A partir de entonces, las autoridades locales comenzaron a perder el control territorial y la violencia se desquició. Las reformas necesarias para construir un sistema de justicia eficaz llegaron tarde, y en la mayoría de los casos, los políticos, renuentes a perder el control del uso arbitrario de la Ley, se limitaron a maquillar los viejos ministerios públicos y a disfrazarlos de fiscalías. Aunque el Poder Judicial Federal había comenzado a ganar autonomía y profesionalismo desde las reformas de 1995, la justicia en los estados de la Federación siguió tan politizada como en los tiempos del monopolio priista, pero con mucha menor eficacia frente a la proliferación de la violencia. Las Fuerzas Armadas se presentaron como salvadoras y avanzaron hacia el control total de la seguridad pública, frente a unas policías civiles destartaladas, tradicionalmente incapaces de realizar labores policiales complejas, dedicadas sobre todo a encerrar borrachos y atrapar ladrones de poca monta.

Durante nuestro breve espacio democrático se perdió la oportunidad de construir un sistema de justicia profesional, eficaz y respetuoso de los derechos humanos.

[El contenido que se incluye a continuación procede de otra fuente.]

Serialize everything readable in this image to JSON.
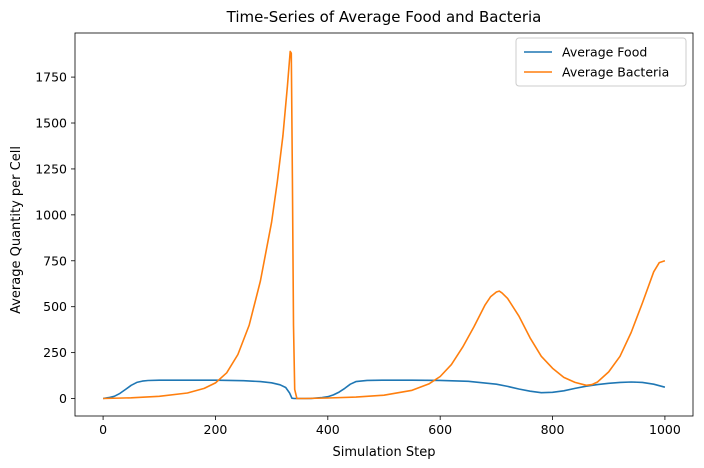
{
  "chart_data": {
    "type": "line",
    "title": "Time-Series of Average Food and Bacteria",
    "xlabel": "Simulation Step",
    "ylabel": "Average Quantity per Cell",
    "xlim": [
      -50,
      1050
    ],
    "ylim": [
      -95,
      1990
    ],
    "xticks": [
      0,
      200,
      400,
      600,
      800,
      1000
    ],
    "yticks": [
      0,
      250,
      500,
      750,
      1000,
      1250,
      1500,
      1750
    ],
    "grid": false,
    "legend_position": "top-right",
    "series": [
      {
        "name": "Average Food",
        "color": "#1f77b4",
        "x": [
          0,
          10,
          20,
          30,
          40,
          50,
          60,
          70,
          80,
          100,
          150,
          200,
          250,
          280,
          300,
          315,
          325,
          332,
          336,
          340,
          350,
          370,
          390,
          400,
          410,
          420,
          430,
          440,
          450,
          470,
          500,
          550,
          600,
          650,
          700,
          720,
          740,
          760,
          780,
          800,
          820,
          840,
          860,
          880,
          900,
          920,
          940,
          960,
          980,
          1000
        ],
        "y": [
          0,
          5,
          12,
          28,
          50,
          72,
          88,
          95,
          98,
          100,
          100,
          100,
          97,
          92,
          86,
          75,
          60,
          30,
          2,
          0,
          0,
          1,
          5,
          10,
          20,
          35,
          55,
          78,
          92,
          99,
          100,
          100,
          99,
          94,
          78,
          66,
          52,
          40,
          32,
          34,
          42,
          55,
          67,
          76,
          83,
          88,
          90,
          88,
          78,
          62
        ]
      },
      {
        "name": "Average Bacteria",
        "color": "#ff7f0e",
        "x": [
          0,
          50,
          100,
          150,
          180,
          200,
          220,
          240,
          260,
          280,
          300,
          310,
          320,
          328,
          333,
          335,
          337,
          339,
          341,
          345,
          360,
          400,
          450,
          500,
          550,
          580,
          600,
          620,
          640,
          660,
          680,
          690,
          700,
          705,
          710,
          720,
          740,
          760,
          780,
          800,
          820,
          840,
          860,
          870,
          880,
          900,
          920,
          940,
          960,
          980,
          990,
          1000
        ],
        "y": [
          0,
          4,
          12,
          30,
          55,
          85,
          140,
          240,
          400,
          640,
          960,
          1180,
          1430,
          1700,
          1890,
          1880,
          1200,
          400,
          50,
          0,
          0,
          3,
          8,
          18,
          45,
          80,
          120,
          185,
          280,
          390,
          510,
          555,
          580,
          585,
          575,
          545,
          450,
          330,
          230,
          165,
          115,
          88,
          72,
          76,
          90,
          145,
          230,
          360,
          520,
          690,
          740,
          750
        ]
      }
    ]
  }
}
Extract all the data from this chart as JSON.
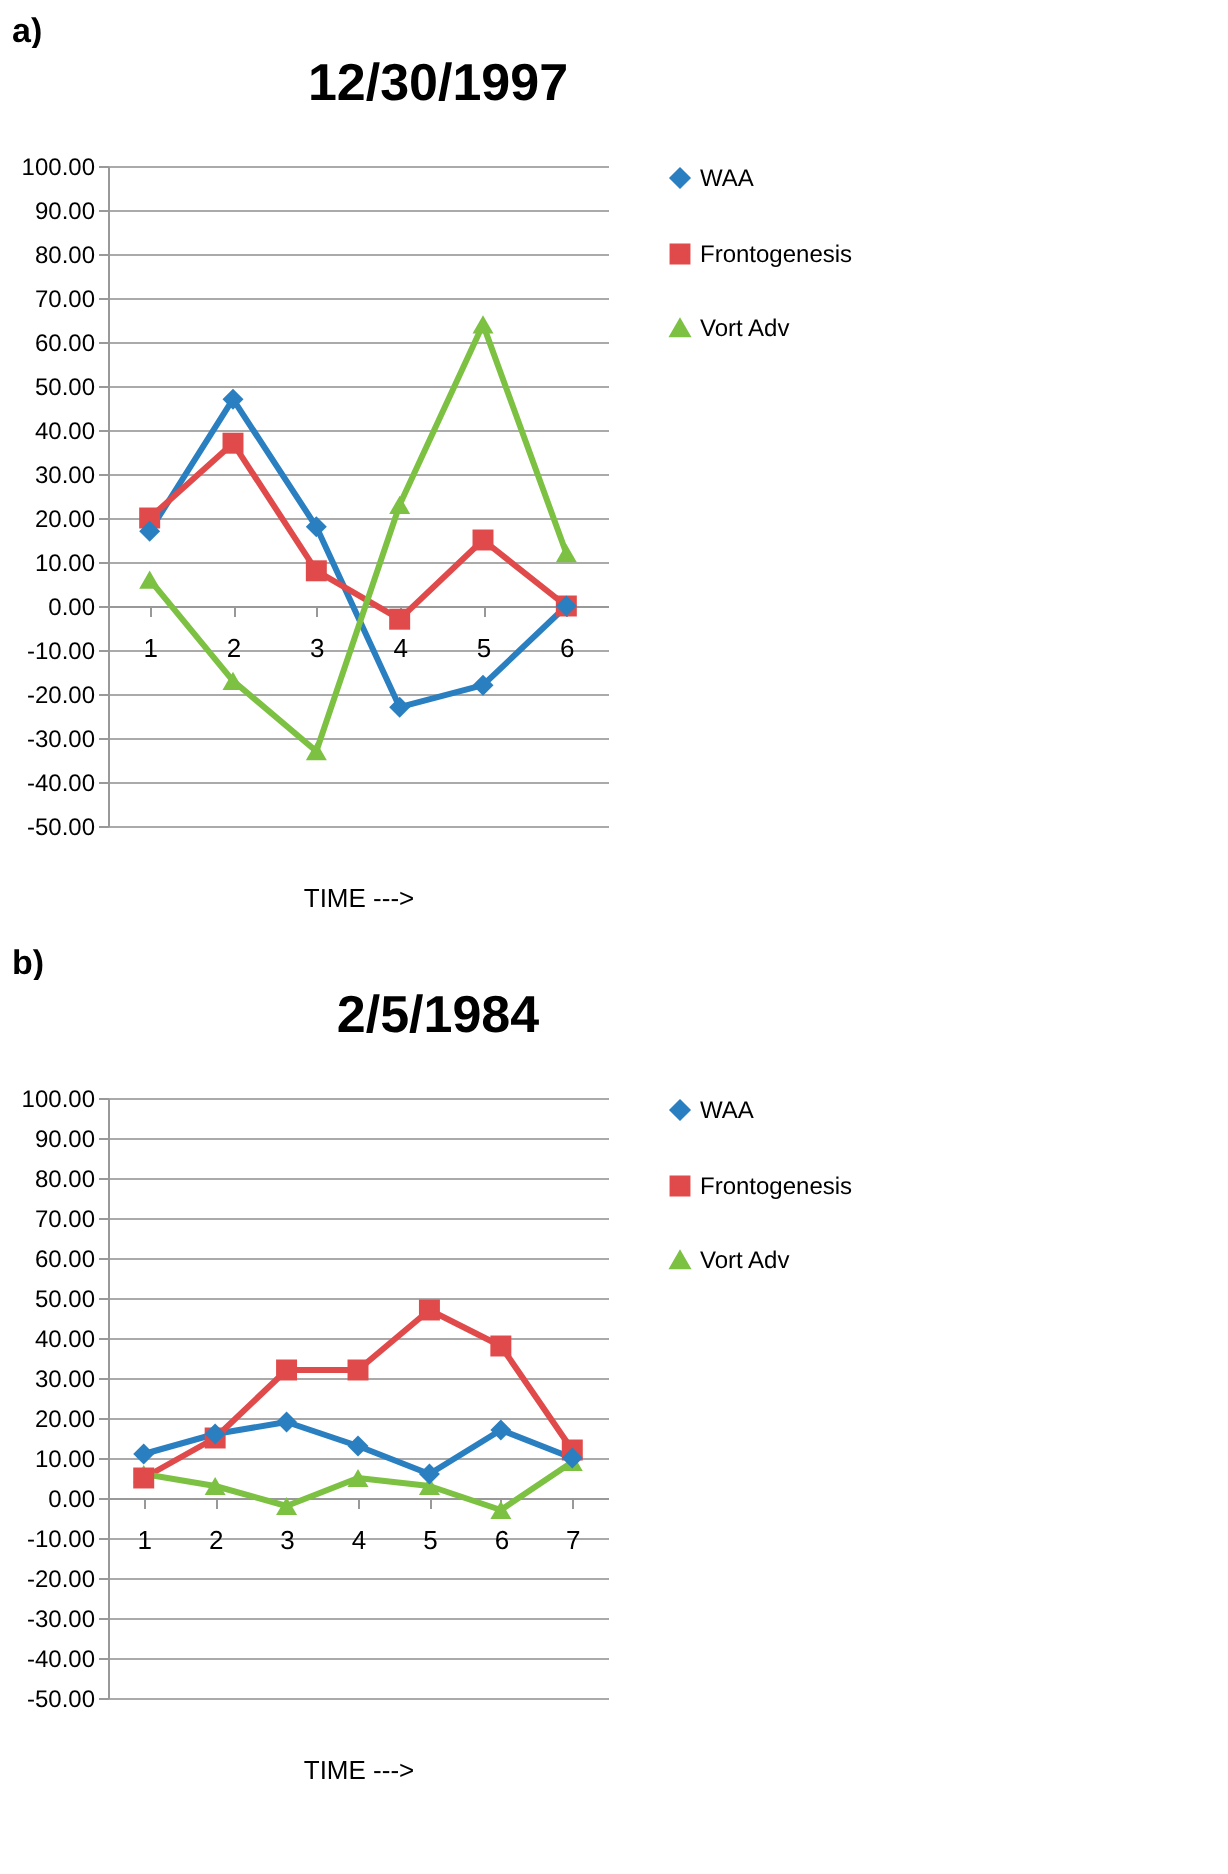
{
  "chart_data": [
    {
      "type": "line",
      "title": "12/30/1997",
      "xlabel": "TIME --->",
      "annotations": [
        "a)"
      ],
      "categories": [
        "1",
        "2",
        "3",
        "4",
        "5",
        "6"
      ],
      "series": [
        {
          "name": "WAA",
          "color": "#2a7fc1",
          "marker": "diamond",
          "values": [
            17,
            47,
            18,
            -23,
            -18,
            0
          ]
        },
        {
          "name": "Frontogenesis",
          "color": "#e04a4a",
          "marker": "square",
          "values": [
            20,
            37,
            8,
            -3,
            15,
            0
          ]
        },
        {
          "name": "Vort Adv",
          "color": "#7cc142",
          "marker": "triangle",
          "values": [
            6,
            -17,
            -33,
            23,
            64,
            12
          ]
        }
      ],
      "ylim": [
        -50,
        100
      ],
      "yticks": [
        {
          "value": -50,
          "label": "-50.00"
        },
        {
          "value": -40,
          "label": "-40.00"
        },
        {
          "value": -30,
          "label": "-30.00"
        },
        {
          "value": -20,
          "label": "-20.00"
        },
        {
          "value": -10,
          "label": "-10.00"
        },
        {
          "value": 0,
          "label": "0.00"
        },
        {
          "value": 10,
          "label": "10.00"
        },
        {
          "value": 20,
          "label": "20.00"
        },
        {
          "value": 30,
          "label": "30.00"
        },
        {
          "value": 40,
          "label": "40.00"
        },
        {
          "value": 50,
          "label": "50.00"
        },
        {
          "value": 60,
          "label": "60.00"
        },
        {
          "value": 70,
          "label": "70.00"
        },
        {
          "value": 80,
          "label": "80.00"
        },
        {
          "value": 90,
          "label": "90.00"
        },
        {
          "value": 100,
          "label": "100.00"
        }
      ],
      "grid": "y",
      "legend": "right"
    },
    {
      "type": "line",
      "title": "2/5/1984",
      "xlabel": "TIME --->",
      "annotations": [
        "b)"
      ],
      "categories": [
        "1",
        "2",
        "3",
        "4",
        "5",
        "6",
        "7"
      ],
      "series": [
        {
          "name": "WAA",
          "color": "#2a7fc1",
          "marker": "diamond",
          "values": [
            11,
            16,
            19,
            13,
            6,
            17,
            10
          ]
        },
        {
          "name": "Frontogenesis",
          "color": "#e04a4a",
          "marker": "square",
          "values": [
            5,
            15,
            32,
            32,
            47,
            38,
            12
          ]
        },
        {
          "name": "Vort Adv",
          "color": "#7cc142",
          "marker": "triangle",
          "values": [
            6,
            3,
            -2,
            5,
            3,
            -3,
            9
          ]
        }
      ],
      "ylim": [
        -50,
        100
      ],
      "yticks": [
        {
          "value": -50,
          "label": "-50.00"
        },
        {
          "value": -40,
          "label": "-40.00"
        },
        {
          "value": -30,
          "label": "-30.00"
        },
        {
          "value": -20,
          "label": "-20.00"
        },
        {
          "value": -10,
          "label": "-10.00"
        },
        {
          "value": 0,
          "label": "0.00"
        },
        {
          "value": 10,
          "label": "10.00"
        },
        {
          "value": 20,
          "label": "20.00"
        },
        {
          "value": 30,
          "label": "30.00"
        },
        {
          "value": 40,
          "label": "40.00"
        },
        {
          "value": 50,
          "label": "50.00"
        },
        {
          "value": 60,
          "label": "60.00"
        },
        {
          "value": 70,
          "label": "70.00"
        },
        {
          "value": 80,
          "label": "80.00"
        },
        {
          "value": 90,
          "label": "90.00"
        },
        {
          "value": 100,
          "label": "100.00"
        }
      ],
      "grid": "y",
      "legend": "right"
    }
  ]
}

El meollo de esa omisión fue la incapacidad para transformar de raíz al ministerio público: nunca se quiso dotar a las fiscalías de autonomía real, ni se profesionalizaron los cuadros capaces de integrar casos sólidos. La justicia siguió dependiendo de la voluntad política y no de la Ley.

Para subsanar esa falla estructural, se optó por la vía más sencilla: levantar un sistema de excepción para el crimen organizado. Primero fue el arraigo, después vinieron las listas negras y los testigos protegidos de pacotilla. Hoy ese sistema de excepción se ha convertido en regla. Las reformas que ampliaron la prisión preventiva oficiosa a casi cualquier delito han aniquilado la presunción de inocencia en México. Y mientras se erosiona el principio básico del debido proceso, se debilita a los poderes judiciales, que ahora están en la mira como otro botín del reparto político, bajo la fórmula populista de su elección por voto directo.

La militarización sigue su marcha, pero no frena la violencia, ni reduce el mercado ilegal de drogas, ni detiene la extorsión que desangra a los pequeños negocios. Frente a este panorama, lo más probable es que crezca el clamor por la mano dura. Ya Bukele levantó la mano y se ofreció como modelo para resolver “el caso mexicano”. No faltará quien proponga un Bolsonaro o un Duterte a la mexicana. Exactamente lo contrario de lo que hace falta. México no necesita un caudillo vengador. Lo que se requiere, con urgencia, es reconstruir un Estado de derechos, sin arbitrariedad, sin impunidad y sin discrecionalidad política, nada más lejano al proyecto de la actual coalición de poder. 

Jorge Javier Romero Vadillo
Politólogo. Profesor – investigador del departamento de Política y Cultura de la UAM Xochimilco.